After the Bangladesh theft, other banks came forward and revealed they had been victims of attacks. SWIFT discovered, by examining inquiries to its customer support department, that other banks had also likely been compromised.
The incidents have changed industry perceptions about how trustworthy SWIFT messages really are.
Last week, SWIFT unveiled measures to tighten up security throughout the broader system, including adding additional authentication factors to the software it sells users and the possible development of a service that would allow it to spot suspicious payment instructions sent across its network.
"NO HOLDS BARRED"
Some critics said SWIFT and the banks that own it should have acted earlier.
“With the evolution of cyber criminality over the last 10 years, why hasn’t SWIFT and the community done more?” said Leonard Schrank, who was SWIFT chief executive from 1992 to 2007.
“These are things that could have been done years ago,” he added.
Leibbrandt rejected such criticism. He said while he was under pressure to make the program a success, he was confident that hacking of clients' SWIFT architecture could be turned “into a nuisance rather than a potentially threatening situation”.

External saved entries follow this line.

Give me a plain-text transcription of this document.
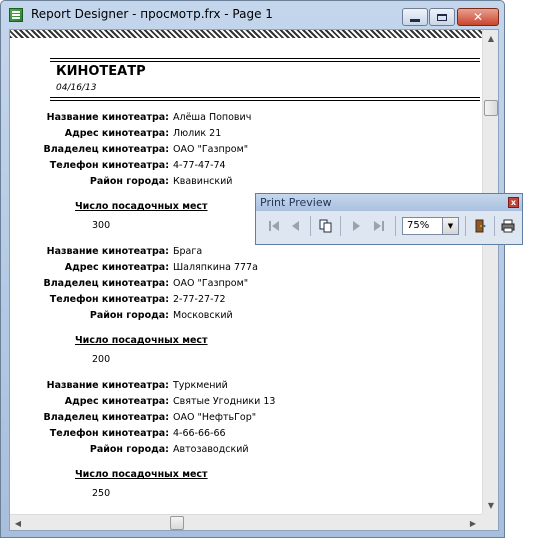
Report Designer - просмотр.frx - Page 1	✕
КИНОТЕАТР
04/16/13
Название кинотеатра: Алёша Попович
Адрес кинотеатра: Люлик 21
Владелец кинотеатра: ОАО "Газпром"
Телефон кинотеатра: 4-77-47-74
Район города: Квавинский
Число посадочных мест
300
Название кинотеатра: Брага
Адрес кинотеатра: Шаляпкина 777а
Владелец кинотеатра: ОАО "Газпром"
Телефон кинотеатра: 2-77-27-72
Район города: Московский
Число посадочных мест
200
Название кинотеатра: Туркмений
Адрес кинотеатра: Святые Угодники 13
Владелец кинотеатра: ОАО "НефтьГор"
Телефон кинотеатра: 4-66-66-66
Район города: Автозаводский
Число посадочных мест
250
▲
▼
◀	▶
Print Preview	x
75%	▼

He said the planned measures would require investment. This may mean that SWIFT’s user banks may not continue to enjoy falling costs for sending messages.
It also means that SWIFT itself would shrink.
“We need to take a look at what we are doing. We cannot carry on with everything we did before and do this on top, that wouldn’t be credible,” the CEO said.
He said SWIFT would pull back from “a few areas” but declined to name any candidates.
“There are no holds barred in solving this problem, so as far as I am concerned, nothing is off the table.”
Some former SWIFT executives say that wouldn’t be a bad thing because the company has become involved in providing too many services.
For the past decade, revenue from non-core activities such as consulting and training has risen sharply and in 2014, the most recent year for which data is available, the core messaging service generated less than half of SWIFT’s total revenues for the first time.
John Doyle, who previously ran SWIFT’s North American business, said the unit which sells interfaces with the core network to banks could be spun off.
“They are going to be looking at things that don’t really add value to the core (messaging) service,” he said.